Тайны русских знахарей. Целебные составы, обряды и ритуалы - стр. 10
Щетинка вместо порчи
– Бабушка, а почему хлеб такую силу имеет? – любопытствую я.
– Хлебушек, миленький, для любого народа свят. По-разному его везде называют: каравай и чурек, лаваш и хом, – а все одно, много сил и души в него вкладывают. Зерно посеять надо, урожай собрать, муку смолоть, тесто замесить да испечь. Видишь, через сколько рук хлебушек проходит, и каждые руки его с любовью берут и свою силу вкладывают. Поэтому и исцеляет он боли людские, а уходит человек в дорогу, и не мяса кусок, а хлеба краюшку с собой берет. Она его и накормит, и согреет, и силы вернет. Люди говорят: «Хлеб на столе – счастье в доме». Пойдем домой, миленький, поздно уже, спать пора.

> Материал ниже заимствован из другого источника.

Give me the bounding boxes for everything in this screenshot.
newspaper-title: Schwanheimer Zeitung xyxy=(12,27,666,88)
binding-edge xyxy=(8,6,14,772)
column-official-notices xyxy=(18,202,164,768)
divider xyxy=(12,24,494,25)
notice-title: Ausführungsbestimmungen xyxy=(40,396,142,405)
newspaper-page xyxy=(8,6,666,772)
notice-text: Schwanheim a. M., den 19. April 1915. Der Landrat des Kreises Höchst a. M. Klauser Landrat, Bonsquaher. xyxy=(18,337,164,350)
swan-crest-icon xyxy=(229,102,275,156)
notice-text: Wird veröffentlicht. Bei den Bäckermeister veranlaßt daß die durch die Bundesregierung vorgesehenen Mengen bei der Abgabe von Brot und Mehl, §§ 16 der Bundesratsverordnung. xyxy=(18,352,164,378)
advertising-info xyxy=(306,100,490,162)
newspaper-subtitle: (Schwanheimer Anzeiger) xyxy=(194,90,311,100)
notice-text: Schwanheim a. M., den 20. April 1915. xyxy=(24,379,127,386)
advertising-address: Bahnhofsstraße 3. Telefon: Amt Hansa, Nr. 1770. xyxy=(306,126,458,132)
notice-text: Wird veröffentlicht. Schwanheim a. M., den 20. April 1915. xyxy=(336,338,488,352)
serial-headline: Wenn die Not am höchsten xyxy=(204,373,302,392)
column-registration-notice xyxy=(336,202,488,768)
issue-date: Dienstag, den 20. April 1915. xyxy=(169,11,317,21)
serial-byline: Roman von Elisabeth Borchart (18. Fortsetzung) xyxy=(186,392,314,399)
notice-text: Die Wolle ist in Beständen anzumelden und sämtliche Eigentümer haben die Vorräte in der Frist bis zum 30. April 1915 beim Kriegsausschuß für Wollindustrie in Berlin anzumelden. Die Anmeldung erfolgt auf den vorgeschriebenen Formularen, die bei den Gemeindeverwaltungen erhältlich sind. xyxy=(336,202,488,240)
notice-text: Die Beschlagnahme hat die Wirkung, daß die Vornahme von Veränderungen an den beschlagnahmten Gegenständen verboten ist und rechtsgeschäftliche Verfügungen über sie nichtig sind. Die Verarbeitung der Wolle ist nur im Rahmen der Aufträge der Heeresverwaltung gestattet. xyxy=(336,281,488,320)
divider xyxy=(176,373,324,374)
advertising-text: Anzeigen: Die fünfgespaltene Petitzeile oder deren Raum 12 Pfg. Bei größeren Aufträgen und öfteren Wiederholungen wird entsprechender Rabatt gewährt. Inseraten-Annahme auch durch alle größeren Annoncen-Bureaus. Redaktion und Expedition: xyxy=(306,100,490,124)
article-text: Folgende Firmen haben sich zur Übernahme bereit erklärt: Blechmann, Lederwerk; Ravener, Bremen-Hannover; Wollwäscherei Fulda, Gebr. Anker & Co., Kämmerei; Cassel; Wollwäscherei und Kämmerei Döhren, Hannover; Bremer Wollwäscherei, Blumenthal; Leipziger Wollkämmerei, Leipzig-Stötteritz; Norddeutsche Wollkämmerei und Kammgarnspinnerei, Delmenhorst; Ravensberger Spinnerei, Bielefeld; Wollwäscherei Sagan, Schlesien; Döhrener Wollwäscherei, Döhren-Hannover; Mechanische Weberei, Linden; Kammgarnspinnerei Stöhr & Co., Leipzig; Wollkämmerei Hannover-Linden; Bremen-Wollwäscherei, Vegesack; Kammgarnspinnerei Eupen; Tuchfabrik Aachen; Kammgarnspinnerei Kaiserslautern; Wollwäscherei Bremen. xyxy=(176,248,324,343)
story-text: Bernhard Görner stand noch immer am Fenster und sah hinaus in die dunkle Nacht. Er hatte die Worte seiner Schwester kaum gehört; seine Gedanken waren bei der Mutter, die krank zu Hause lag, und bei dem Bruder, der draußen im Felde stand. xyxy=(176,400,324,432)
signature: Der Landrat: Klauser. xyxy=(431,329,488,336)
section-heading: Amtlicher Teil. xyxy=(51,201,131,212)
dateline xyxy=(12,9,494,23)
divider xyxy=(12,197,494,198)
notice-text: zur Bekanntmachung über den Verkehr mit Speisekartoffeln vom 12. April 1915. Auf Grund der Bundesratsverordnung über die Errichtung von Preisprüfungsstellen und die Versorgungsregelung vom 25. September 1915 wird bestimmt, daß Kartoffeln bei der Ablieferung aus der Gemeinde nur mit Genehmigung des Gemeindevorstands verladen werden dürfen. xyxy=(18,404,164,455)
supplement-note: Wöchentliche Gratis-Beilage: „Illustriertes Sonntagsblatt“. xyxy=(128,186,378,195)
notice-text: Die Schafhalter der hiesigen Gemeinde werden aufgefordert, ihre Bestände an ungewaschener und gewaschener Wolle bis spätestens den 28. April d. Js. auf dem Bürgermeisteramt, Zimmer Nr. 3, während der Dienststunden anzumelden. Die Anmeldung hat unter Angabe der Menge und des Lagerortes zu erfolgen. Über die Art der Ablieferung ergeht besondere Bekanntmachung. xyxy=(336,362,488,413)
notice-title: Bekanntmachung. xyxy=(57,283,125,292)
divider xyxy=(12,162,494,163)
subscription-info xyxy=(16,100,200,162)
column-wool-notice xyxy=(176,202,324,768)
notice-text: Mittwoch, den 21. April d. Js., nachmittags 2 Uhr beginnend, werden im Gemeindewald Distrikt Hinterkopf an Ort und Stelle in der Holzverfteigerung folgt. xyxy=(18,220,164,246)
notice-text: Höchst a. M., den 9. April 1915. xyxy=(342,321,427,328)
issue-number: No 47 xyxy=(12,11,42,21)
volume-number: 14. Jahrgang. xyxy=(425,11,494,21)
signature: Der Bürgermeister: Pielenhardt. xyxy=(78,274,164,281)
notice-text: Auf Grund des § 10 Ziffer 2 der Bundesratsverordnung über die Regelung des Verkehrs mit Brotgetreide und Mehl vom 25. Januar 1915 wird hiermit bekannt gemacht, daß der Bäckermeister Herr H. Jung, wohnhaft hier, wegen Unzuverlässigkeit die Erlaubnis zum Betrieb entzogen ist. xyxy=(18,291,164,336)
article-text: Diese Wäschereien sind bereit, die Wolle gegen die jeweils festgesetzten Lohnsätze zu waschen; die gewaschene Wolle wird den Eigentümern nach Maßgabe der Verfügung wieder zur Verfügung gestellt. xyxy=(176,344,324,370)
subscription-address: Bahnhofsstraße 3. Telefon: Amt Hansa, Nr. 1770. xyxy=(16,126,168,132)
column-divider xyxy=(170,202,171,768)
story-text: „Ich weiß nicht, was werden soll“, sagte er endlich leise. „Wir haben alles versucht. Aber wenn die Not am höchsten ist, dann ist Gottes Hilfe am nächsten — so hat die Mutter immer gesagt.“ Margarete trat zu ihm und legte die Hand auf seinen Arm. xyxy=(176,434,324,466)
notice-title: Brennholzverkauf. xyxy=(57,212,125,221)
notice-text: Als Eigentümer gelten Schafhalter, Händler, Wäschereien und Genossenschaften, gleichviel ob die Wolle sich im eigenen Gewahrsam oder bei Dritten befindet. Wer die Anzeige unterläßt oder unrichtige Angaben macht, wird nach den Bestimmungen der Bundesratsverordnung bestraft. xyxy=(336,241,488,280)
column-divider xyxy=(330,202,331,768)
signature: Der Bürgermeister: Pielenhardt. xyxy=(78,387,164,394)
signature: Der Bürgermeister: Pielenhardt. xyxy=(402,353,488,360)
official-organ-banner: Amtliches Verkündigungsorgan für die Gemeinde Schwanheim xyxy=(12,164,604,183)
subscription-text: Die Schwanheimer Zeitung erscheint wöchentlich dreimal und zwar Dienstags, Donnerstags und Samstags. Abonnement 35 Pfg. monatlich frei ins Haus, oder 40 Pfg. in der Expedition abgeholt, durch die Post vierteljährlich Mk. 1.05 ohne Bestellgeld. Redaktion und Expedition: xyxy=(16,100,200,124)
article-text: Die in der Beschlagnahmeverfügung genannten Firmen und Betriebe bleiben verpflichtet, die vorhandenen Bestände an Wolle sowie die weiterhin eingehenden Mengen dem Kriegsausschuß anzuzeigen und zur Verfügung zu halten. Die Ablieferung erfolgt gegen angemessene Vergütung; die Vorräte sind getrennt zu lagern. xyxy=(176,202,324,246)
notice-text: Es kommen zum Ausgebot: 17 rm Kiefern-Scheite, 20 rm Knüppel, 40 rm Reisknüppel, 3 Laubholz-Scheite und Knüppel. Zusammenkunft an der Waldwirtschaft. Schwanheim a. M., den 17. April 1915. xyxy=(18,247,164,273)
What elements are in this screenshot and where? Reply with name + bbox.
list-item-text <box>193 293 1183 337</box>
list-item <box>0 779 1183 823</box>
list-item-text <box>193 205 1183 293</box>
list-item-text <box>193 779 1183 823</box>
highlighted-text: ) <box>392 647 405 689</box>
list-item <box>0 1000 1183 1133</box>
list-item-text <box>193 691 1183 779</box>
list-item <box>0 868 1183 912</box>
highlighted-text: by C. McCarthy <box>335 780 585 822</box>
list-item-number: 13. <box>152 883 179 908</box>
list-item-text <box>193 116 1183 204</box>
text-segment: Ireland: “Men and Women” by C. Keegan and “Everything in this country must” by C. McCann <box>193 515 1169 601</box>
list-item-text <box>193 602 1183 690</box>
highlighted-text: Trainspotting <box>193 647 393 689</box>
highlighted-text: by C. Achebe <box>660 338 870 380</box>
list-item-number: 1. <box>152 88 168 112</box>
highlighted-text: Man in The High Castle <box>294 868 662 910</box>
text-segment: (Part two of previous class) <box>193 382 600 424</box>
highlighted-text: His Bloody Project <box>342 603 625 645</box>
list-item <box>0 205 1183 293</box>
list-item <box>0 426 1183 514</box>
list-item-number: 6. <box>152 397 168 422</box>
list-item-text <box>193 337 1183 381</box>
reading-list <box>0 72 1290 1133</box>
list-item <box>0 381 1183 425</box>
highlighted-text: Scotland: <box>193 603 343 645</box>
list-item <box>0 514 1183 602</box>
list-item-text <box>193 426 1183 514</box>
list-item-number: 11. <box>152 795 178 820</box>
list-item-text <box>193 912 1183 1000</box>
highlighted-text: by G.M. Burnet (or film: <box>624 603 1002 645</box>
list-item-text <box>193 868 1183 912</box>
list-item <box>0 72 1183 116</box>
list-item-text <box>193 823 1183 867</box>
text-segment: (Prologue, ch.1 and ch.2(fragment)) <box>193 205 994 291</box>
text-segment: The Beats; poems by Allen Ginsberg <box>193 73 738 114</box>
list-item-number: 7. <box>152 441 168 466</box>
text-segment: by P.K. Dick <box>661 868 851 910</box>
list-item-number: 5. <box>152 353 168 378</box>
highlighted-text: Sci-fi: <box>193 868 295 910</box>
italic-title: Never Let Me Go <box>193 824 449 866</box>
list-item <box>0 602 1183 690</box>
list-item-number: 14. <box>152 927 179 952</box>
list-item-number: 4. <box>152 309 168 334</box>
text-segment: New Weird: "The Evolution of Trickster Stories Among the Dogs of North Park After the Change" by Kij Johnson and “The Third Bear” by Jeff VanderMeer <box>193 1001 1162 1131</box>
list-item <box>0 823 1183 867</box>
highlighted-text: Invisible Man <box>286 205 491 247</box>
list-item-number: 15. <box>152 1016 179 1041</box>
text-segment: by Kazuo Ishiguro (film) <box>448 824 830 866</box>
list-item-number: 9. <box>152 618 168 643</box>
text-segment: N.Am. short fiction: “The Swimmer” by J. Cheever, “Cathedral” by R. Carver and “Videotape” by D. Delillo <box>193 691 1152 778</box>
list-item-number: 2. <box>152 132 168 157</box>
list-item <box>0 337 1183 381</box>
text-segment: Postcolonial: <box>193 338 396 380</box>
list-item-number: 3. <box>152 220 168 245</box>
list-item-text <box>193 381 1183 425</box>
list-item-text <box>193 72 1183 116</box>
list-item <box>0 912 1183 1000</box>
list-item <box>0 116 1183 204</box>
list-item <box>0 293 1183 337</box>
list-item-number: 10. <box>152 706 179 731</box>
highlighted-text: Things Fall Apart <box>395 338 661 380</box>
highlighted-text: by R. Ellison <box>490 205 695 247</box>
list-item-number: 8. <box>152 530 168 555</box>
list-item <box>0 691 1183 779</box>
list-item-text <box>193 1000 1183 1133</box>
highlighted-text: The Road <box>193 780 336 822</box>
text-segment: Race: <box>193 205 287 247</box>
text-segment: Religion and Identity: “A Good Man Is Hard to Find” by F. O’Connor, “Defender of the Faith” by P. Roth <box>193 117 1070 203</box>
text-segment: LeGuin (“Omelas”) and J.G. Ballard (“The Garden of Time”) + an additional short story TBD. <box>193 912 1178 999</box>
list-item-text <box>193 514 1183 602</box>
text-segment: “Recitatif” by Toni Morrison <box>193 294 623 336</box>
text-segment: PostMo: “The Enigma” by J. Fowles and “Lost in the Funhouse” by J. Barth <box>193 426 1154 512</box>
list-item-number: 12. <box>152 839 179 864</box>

Однажды к нам на дачу приехала молодая женщина с маленьким ребенком. Ребенок был очень беспокойным, все время плакал, вертелся на руках у матери и никак не хотел успокаиваться.
– Совсем замучилась с ним, Анна Георгиевна, – рассказывала женщина. – Врачи ничего не находят, а малыш не спит, плачет ночи напролет, ест плохо, видите, как исхудал. Уж сколько бабок объехали, все говорят – порча. Что только ни делали: молитвы читали, воск лили, водой святой обмывали, – ничего не помогает. На вас последняя надежда.
Бабушка распеленала ребенка, внимательно осмотрела, ощупала животик и головку, заглянула в глаза. В ее руках мальчик постепенно успокоился, затих, закрыл глазки и начал посапывать…
Теперь я знаю, что в процессе осмотра бабушкины пальцы нажали на несколько, как их теперь называют, биоактивных точек, работу с которыми издавна применяли русские знахари. Но об этой методике я расскажу немного позже, чтобы не нарушать последовательность повествования.
Закончив осмотр, бабушка укрыла ребенка одеялом.
– Пусть поспит, – сказала она. – А ты садись пока, чайку попей, устала, небось, в дороге.
Бабушка разожгла самовар, достала варенье и домашние пирожки. Они уселись за стол.
– Щетинка у твоего ребенка, девонька, – сказала бабушка, – выгонять надо.
– Какая щетинка, Анна Георгиевна, – перепугалась женщина, – порча ведь у нас.
– Не говори, чего не понимаешь, – рассердилась бабушка. – Ишь, порча у нее, видите ли! Какая порча, что ты об этом знаешь?
– Так ведь бабки сказали. – Женщина нервно заерзала на стуле.
– Дурак сказал, – отрезала бабушка, – ему все, что не понять, то и порча. А ты, коль с безгрешного младенца порчу снимать собралась, так в другое место езжай.
Редко мне случалось видеть бабушку в таком раздражении. Голос ее, обычно мягкий и спокойный, стал вдруг резким, брови нахмурились, между ними пролегла складка. Впоследствии она говорила мне: «Сколько живу, не могу понять глупость людскую, что им ни скажут пострашнее да поглупее, в то и верят, совсем думать разучились. Непонятных слов наслушаются, начитаются, вот и вставляют их ни к селу ни к городу, а что стоит за теми словами, и знать не знают. Найдут какого-нибудь дурня старого, который знахарем или колдуном себя называет, так чем грязнее и неряшливее он выглядит да больше слов страшных и непонятных говорит – тем и лучше. Сколько уж людей такие колдуны угробили, и не счесть, а все мало. Нет, видно, не дано мне понять глупость людскую».